SEC. 6. PUBLIC INTEREST DISCLOSURES TO STATE BOXING COMMISSIONS.
(a) IN GENERAL- The Professional Boxing Safety Act of 1996 (15 U.S.C. 6301 et seq.), as amended by section 5 of this Act, is amended by--
(1) redesignating section 17 as redesignated by section 5 of this Act, as section 18; and
(2) by inserting after section 16 the following:
‘SEC. 17. REQUIRED DISCLOSURES TO STATE BOXING COMMISSIONS.
‘(a) SANCTIONING ORGANIZATIONS- Before sanctioning a professional boxing match in a State, a sanctioning organization shall provide to the boxing commission of, or responsible for sanctioning matches in, that State a written statement of--
‘(1) all charges, fees, and costs the organization will assess any boxer participating in that match;
‘(2) all payments, benefits, complimentary benefits, and fees the organization will receive for its affiliation with the event, from the promoter, host of the event, and all other sources; and
‘(3) such additional information as the commission may require.
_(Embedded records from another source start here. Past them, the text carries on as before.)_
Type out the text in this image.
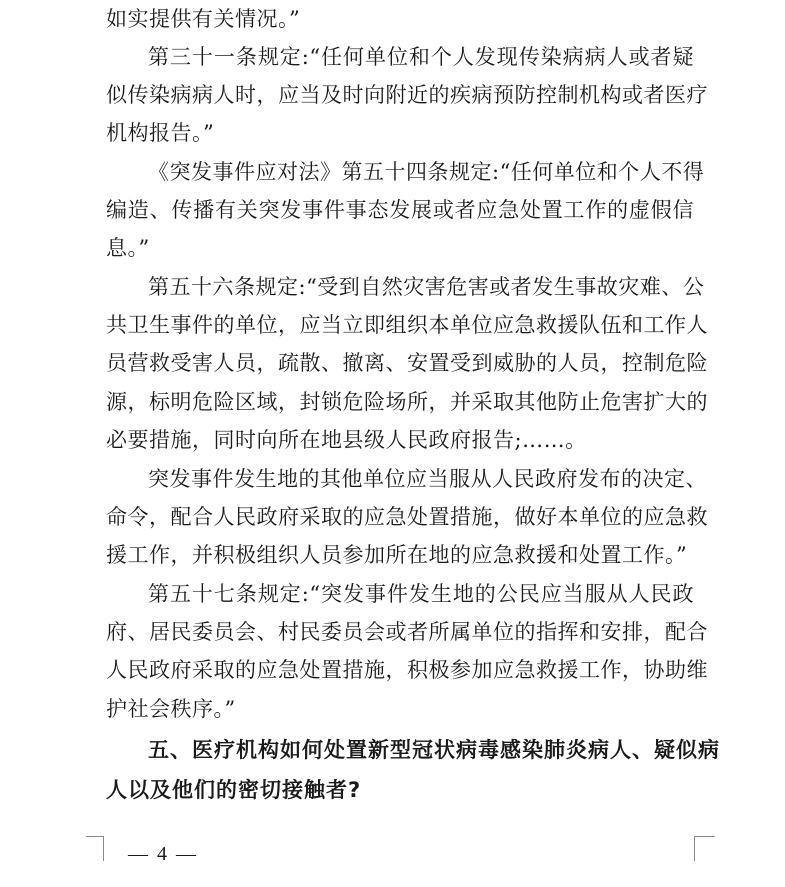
如实提供有关情况。”
第三十一条规定:“任何单位和个人发现传染病病人或者疑
似传染病病人时，应当及时向附近的疾病预防控制机构或者医疗
机构报告。”
《突发事件应对法》第五十四条规定:“任何单位和个人不得
编造、传播有关突发事件事态发展或者应急处置工作的虚假信
息。”
第五十六条规定:“受到自然灾害危害或者发生事故灾难、公
共卫生事件的单位，应当立即组织本单位应急救援队伍和工作人
员营救受害人员，疏散、撤离、安置受到威胁的人员，控制危险
源，标明危险区域，封锁危险场所，并采取其他防止危害扩大的
必要措施，同时向所在地县级人民政府报告;……。
突发事件发生地的其他单位应当服从人民政府发布的决定、
命令，配合人民政府采取的应急处置措施，做好本单位的应急救
援工作，并积极组织人员参加所在地的应急救援和处置工作。”
第五十七条规定:“突发事件发生地的公民应当服从人民政
府、居民委员会、村民委员会或者所属单位的指挥和安排，配合
人民政府采取的应急处置措施，积极参加应急救援工作，协助维
护社会秩序。”
五、医疗机构如何处置新型冠状病毒感染肺炎病人、疑似病
人以及他们的密切接触者?
— 4 —
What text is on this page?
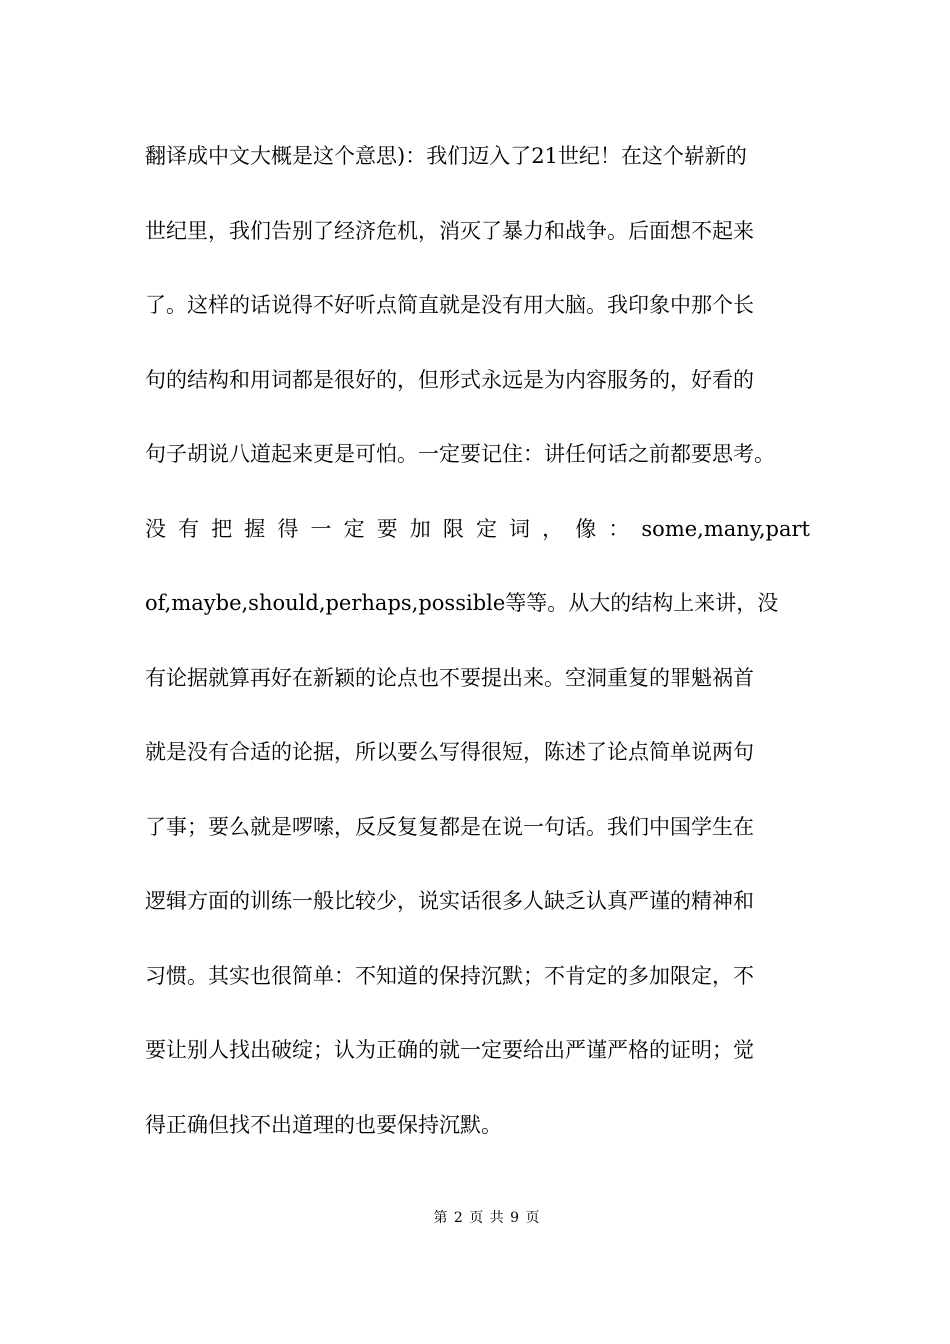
翻译成中文大概是这个意思)：我们迈入了21世纪！在这个崭新的
世纪里，我们告别了经济危机，消灭了暴力和战争。后面想不起来
了。这样的话说得不好听点简直就是没有用大脑。我印象中那个长
句的结构和用词都是很好的，但形式永远是为内容服务的，好看的
句子胡说八道起来更是可怕。一定要记住：讲任何话之前都要思考。
没 有 把 握 得 一 定 要 加 限 定 词 ， 像 ： some,many,part
of,maybe,should,perhaps,possible等等。从大的结构上来讲，没
有论据就算再好在新颖的论点也不要提出来。空洞重复的罪魁祸首
就是没有合适的论据，所以要么写得很短，陈述了论点简单说两句
了事；要么就是啰嗦，反反复复都是在说一句话。我们中国学生在
逻辑方面的训练一般比较少，说实话很多人缺乏认真严谨的精神和
习惯。其实也很简单：不知道的保持沉默；不肯定的多加限定，不
要让别人找出破绽；认为正确的就一定要给出严谨严格的证明；觉
得正确但找不出道理的也要保持沉默。
第 2 页 共 9 页
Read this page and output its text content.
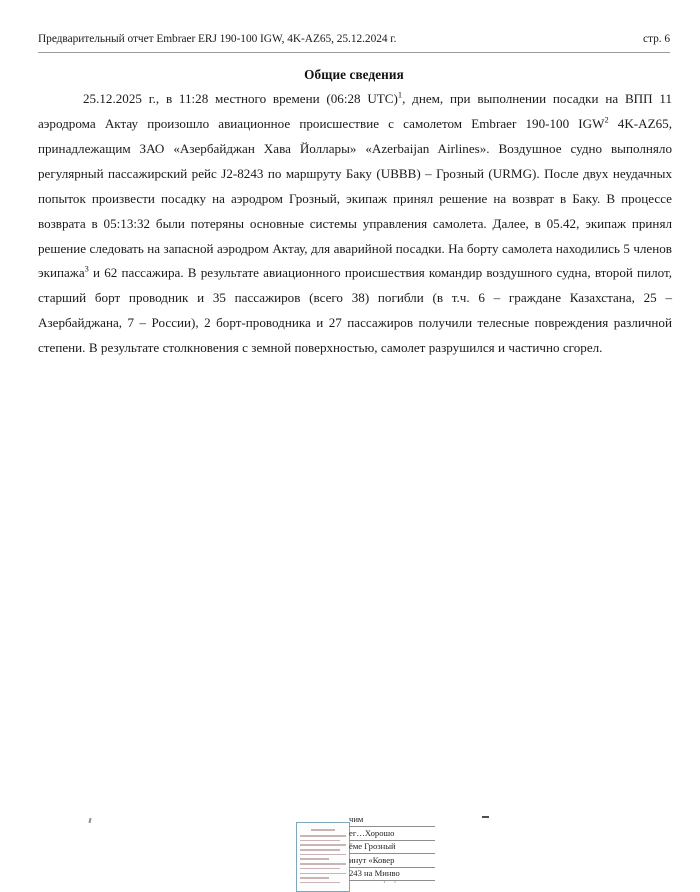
Предварительный отчет Embraer ERJ 190-100 IGW, 4K-AZ65, 25.12.2024 г.	стр. 6
Общие сведения

25.12.2025 г., в 11:28 местного времени (06:28 UTC)$^1$, днем, при выполнении посадки на ВПП 11 аэродрома Актау произошло авиационное происшествие с самолетом Embraer 190-100 IGW$^2$ 4K-AZ65, принадлежащим ЗАО «Азербайджан Хава Йоллары» «Azerbaijan Airlines». Воздушное судно выполняло регулярный пассажирский рейс J2-8243 по маршруту Баку (UBBB) – Грозный (URMG). После двух неудачных попыток произвести посадку на аэродром Грозный, экипаж принял решение на возврат в Баку. В процессе возврата в 05:13:32 были потеряны основные системы управления самолета. Далее, в 05.42, экипаж принял решение следовать на запасной аэродром Актау, для аварийной посадки. На борту самолета находились 5 членов экипажа$^3$ и 62 пассажира. В результате авиационного происшествия командир воздушного судна, второй пилот, старший борт проводник и 35 пассажиров (всего 38) погибли (в т.ч. 6 – граждане Казахстана, 25 – Азербайджана, 7 – России), 2 борт-проводника и 27 пассажиров получили телесные повреждения различной степени. В результате столкновения с земной поверхностью, самолет разрушился и частично сгорел.

чим
ег…Хорошо
ёме Грозный
инут «Ковер
243 на Минво
· ·
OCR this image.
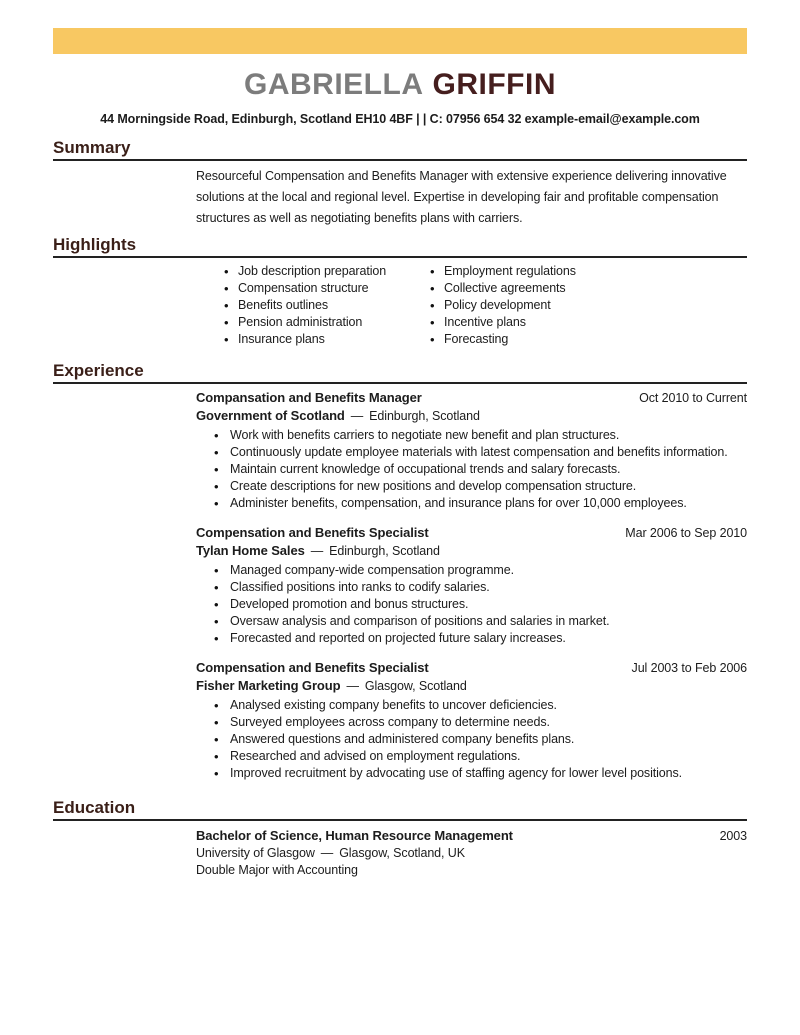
GABRIELLA GRIFFIN
44 Morningside Road, Edinburgh, Scotland EH10 4BF | | C: 07956 654 32 example-email@example.com
Summary
Resourceful Compensation and Benefits Manager with extensive experience delivering innovative solutions at the local and regional level. Expertise in developing fair and profitable compensation structures as well as negotiating benefits plans with carriers.
Highlights
• Job description preparation
• Compensation structure
• Benefits outlines
• Pension administration
• Insurance plans
• Employment regulations
• Collective agreements
• Policy development
• Incentive plans
• Forecasting
Experience
Compansation and Benefits Manager	Oct 2010 to Current
Government of Scotland — Edinburgh, Scotland
• Work with benefits carriers to negotiate new benefit and plan structures.
• Continuously update employee materials with latest compensation and benefits information.
• Maintain current knowledge of occupational trends and salary forecasts.
• Create descriptions for new positions and develop compensation structure.
• Administer benefits, compensation, and insurance plans for over 10,000 employees.
Compensation and Benefits Specialist	Mar 2006 to Sep 2010
Tylan Home Sales — Edinburgh, Scotland
• Managed company-wide compensation programme.
• Classified positions into ranks to codify salaries.
• Developed promotion and bonus structures.
• Oversaw analysis and comparison of positions and salaries in market.
• Forecasted and reported on projected future salary increases.
Compensation and Benefits Specialist	Jul 2003 to Feb 2006
Fisher Marketing Group — Glasgow, Scotland
• Analysed existing company benefits to uncover deficiencies.
• Surveyed employees across company to determine needs.
• Answered questions and administered company benefits plans.
• Researched and advised on employment regulations.
• Improved recruitment by advocating use of staffing agency for lower level positions.
Education
Bachelor of Science, Human Resource Management	2003
University of Glasgow — Glasgow, Scotland, UK
Double Major with Accounting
‘(b) PROMOTERS- Before a professional boxing match organized, promoted, or produced by a promoter is held in a State, the promoter shall provide a statement in writing to the boxing commission of, or responsible for sanctioning matches in, that State--
‘(1) a copy of any agreement in writing to which the promoter is a party with any boxer participating in the match;
‘(2) a statement made under penalty of perjury that there are no other agreements, written or oral, between the promoter and the boxer with respect to that match; and
‘(3) a statement in writing of--
‘(A) all fees, charges, and expenses that will be assessed by or through the promoter on the boxer pertaining to the event, including any portion of the boxer’s purse that the promoter will receive, and training expenses; and
‘(B) all payments, gift, or benefits the promoter is providing to any sanctioning organization affiliated with the event.
‘(c) INFORMATION TO BE AVAILABLE TO STATE ATTORNEY GENERAL- A promoter shall make information
received under this section available to the chief law enforcement officer of the State in which the match is to be held upon request.
‘(d) EXCEPTION- The requirements of this section do not apply in connection with a professional boxing match scheduled to last less than 10 rounds.’.
SEC. 7. ENFORCEMENT.
Section 10 of the Professional Boxing Safety Act of 1996 (15 U.S.C. 6309) is amended by--
(1) inserting a comma and ‘other than section 9(b), 15, 16, or 17,’ after ‘this Act’ in subsection (b)(1);
(2) redesignating paragraphs (2) and (3) of subsection (b) as paragraphs (3) and (4), respectively, and inserting after paragraph (1) the following:
‘(2) VIOLATION OF ANTI-EXPLOITATION, SANCTIONING ORGANIZATION, OR DISCLOSURE PROVISIONS- Any person who knowingly violates any provision of section 9(b), 15, 16, or 17 of this Act shall, upon conviction, be imprisoned for not more than 1 year or fined not more than--
‘(A) $100,000; and
‘(B) if the violations occur in connection with a professional boxing match the gross revenues for which exceed $2,000,000, such additional amount as the court finds appropriate,
or both.’; and
(3) adding at the end thereof the following:
‘(c) ACTIONS BY STATES- Whenever the chief law enforcement officer of any State has reason to believe that a person or organization is engaging in practices which violate any requirement of this Act, the State, as parens patriae, may bring a civil action on behalf of its residents in an appropriate district court of the United States--
‘(1) to enjoin the holding of any professional boxing match which the practice involves;
‘(2) to enforce compliance with this Act;
‘(3) to obtain the fines provided under subsection (b) or appropriate restitution; or
‘(4) to obtain such other relief as the court may deem appropriate.
‘(d) PRIVATE RIGHT OF ACTION- Any boxer who suffers economic injury as a result of a violation of any provision of this Act may bring an action in the appropriate Federal or State court and recover the damages suffered, court costs, and reasonable attorneys fees and expenses.’.
SEC. 8. PROFESSIONAL BOXING SAFETY ACT AMENDMENTS.
(a) DEFINITIONS- Section 2 of the Professional Boxing Safety Act of 1996 (15 U.S.C. 6301), as amended by section 5(c) of this Act, is amended by adding at the end thereof the following:
‘(12) SUSPENSION- The term ‘suspension’ includes within its meaning the revocation of a boxing license.’.
(b) STATE BOXING COMMISSION PROCEDURES- Section 7(a)(2) of such Act (15 U.S.C. 6306(a)(2)) is amended--
(1) by striking ‘or’ in subparagraph (C);
(2) by striking ‘documents.’ at the end of subparagraph (D) and inserting ‘documents; or’; and
(3) adding at the end thereof the following:
‘(E) unsportsmanlike conduct or other inappropriate behavior inconsistent with generally accepted methods of competition in a professional boxing match.’.